Some overseas pension products carry high initial commissions and long exit-penalty periods that are not obvious upfront. A transfer should improve your control, flexibility or cost. If it cannot be clearly shown to do so, it usually should not happen.
Drawing pension income free of UK tax via an NT code and then returning to the UK within a few years can, under the temporary non-residence anti-avoidance rules, result in that income becoming taxable on your return. This is not a single simple rule but a cluster of provisions that depend on your exact dates and circumstances, so repatriation timing should be planned alongside any income strategy with bespoke advice.
Giving up guaranteed lifetime income for a transfer value is irreversible. Doing it without a proper regulated assessment is one of the few pension decisions that can permanently damage a retirement plan.

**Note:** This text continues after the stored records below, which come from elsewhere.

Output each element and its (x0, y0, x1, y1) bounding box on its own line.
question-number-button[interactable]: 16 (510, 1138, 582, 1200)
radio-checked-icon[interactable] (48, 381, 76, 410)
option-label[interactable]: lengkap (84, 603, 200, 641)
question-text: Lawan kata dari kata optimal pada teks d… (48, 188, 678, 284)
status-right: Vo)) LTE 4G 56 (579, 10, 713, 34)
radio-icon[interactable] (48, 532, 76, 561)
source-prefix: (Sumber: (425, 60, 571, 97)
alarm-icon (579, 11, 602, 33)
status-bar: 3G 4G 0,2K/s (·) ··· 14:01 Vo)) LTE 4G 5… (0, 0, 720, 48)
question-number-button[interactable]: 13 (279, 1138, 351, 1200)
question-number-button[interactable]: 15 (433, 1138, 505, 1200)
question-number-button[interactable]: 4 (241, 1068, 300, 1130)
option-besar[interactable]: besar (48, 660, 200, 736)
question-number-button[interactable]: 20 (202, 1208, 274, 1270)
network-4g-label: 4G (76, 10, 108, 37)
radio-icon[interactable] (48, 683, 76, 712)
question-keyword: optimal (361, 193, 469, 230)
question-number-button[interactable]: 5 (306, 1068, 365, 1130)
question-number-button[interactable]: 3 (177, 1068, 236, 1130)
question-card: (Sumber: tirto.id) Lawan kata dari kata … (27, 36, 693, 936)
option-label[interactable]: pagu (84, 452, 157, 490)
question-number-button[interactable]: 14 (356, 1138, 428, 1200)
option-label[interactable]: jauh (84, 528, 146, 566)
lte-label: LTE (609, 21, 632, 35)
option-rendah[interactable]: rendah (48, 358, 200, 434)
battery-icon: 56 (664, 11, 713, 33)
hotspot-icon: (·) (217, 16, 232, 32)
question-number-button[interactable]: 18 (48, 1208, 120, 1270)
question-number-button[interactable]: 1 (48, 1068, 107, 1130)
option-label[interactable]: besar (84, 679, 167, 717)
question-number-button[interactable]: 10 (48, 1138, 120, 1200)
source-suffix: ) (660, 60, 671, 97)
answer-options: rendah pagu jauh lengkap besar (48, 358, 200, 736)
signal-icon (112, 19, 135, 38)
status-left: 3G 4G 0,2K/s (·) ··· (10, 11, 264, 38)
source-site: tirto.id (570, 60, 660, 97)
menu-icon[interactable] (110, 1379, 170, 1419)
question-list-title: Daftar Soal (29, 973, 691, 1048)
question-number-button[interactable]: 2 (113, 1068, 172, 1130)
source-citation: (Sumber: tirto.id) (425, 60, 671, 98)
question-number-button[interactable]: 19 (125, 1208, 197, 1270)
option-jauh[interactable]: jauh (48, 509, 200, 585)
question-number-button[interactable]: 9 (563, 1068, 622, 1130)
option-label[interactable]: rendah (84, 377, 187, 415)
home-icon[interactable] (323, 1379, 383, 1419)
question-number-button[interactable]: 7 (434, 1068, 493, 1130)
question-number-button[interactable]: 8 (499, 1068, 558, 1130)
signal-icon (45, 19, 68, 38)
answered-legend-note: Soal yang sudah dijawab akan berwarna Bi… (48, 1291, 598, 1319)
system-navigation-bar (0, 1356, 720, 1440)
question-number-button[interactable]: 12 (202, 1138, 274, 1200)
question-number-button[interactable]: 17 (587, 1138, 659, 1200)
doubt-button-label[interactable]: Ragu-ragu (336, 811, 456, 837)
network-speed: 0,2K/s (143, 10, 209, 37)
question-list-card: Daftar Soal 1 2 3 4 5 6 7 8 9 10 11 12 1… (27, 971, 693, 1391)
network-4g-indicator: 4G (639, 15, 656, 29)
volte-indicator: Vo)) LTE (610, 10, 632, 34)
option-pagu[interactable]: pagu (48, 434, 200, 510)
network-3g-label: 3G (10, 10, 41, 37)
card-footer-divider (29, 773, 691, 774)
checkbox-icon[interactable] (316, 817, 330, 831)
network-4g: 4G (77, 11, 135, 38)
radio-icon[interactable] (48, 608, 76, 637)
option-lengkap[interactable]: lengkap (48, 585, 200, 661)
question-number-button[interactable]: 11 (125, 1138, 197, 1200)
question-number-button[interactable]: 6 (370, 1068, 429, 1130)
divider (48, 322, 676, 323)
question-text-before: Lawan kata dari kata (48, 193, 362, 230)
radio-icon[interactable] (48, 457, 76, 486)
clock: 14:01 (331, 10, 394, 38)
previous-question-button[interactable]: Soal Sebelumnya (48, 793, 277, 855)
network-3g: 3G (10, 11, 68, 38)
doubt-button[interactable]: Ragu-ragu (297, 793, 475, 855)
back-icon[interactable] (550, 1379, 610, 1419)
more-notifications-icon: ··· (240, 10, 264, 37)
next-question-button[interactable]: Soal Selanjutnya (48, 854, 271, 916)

The opposite mistake is doing nothing at all. Several small, forgotten workplace pots invested in default funds, with no consolidated view, often quietly underperform. Reviewing them is not the same as transferring them, but they should at least be looked at.
Clarity Global Wealth helps British expats in the UAE review their UK pensions as part of a complete, cross-border financial plan rather than as a one-off product decision. We start by mapping what you actually hold, including scheme types, guarantees, charges and how each pot is invested, and connect that to where you expect to live and retire. Because pension transfers, tax treatment and estate planning interact across jurisdictions, we coordinate with regulated firms in each relevant country, so that the advice you receive is appropriate and compliant for your specific situation wherever you are. The aim is straightforward. We help you make a confident, well-informed decision about whether to keep, consolidate or transfer your pension, and avoid the costly mistakes that catch out expats who act on headlines rather than facts.
This guide is provided for general information only and reflects our understanding of the rules as at the date of publication. It is not personal financial, investment, pension or tax advice, and should not be relied upon as such. Rules and tax treatment can change and depend on your individual circumstances and country of residence. You should always seek regulated advice specific to your situation before taking action.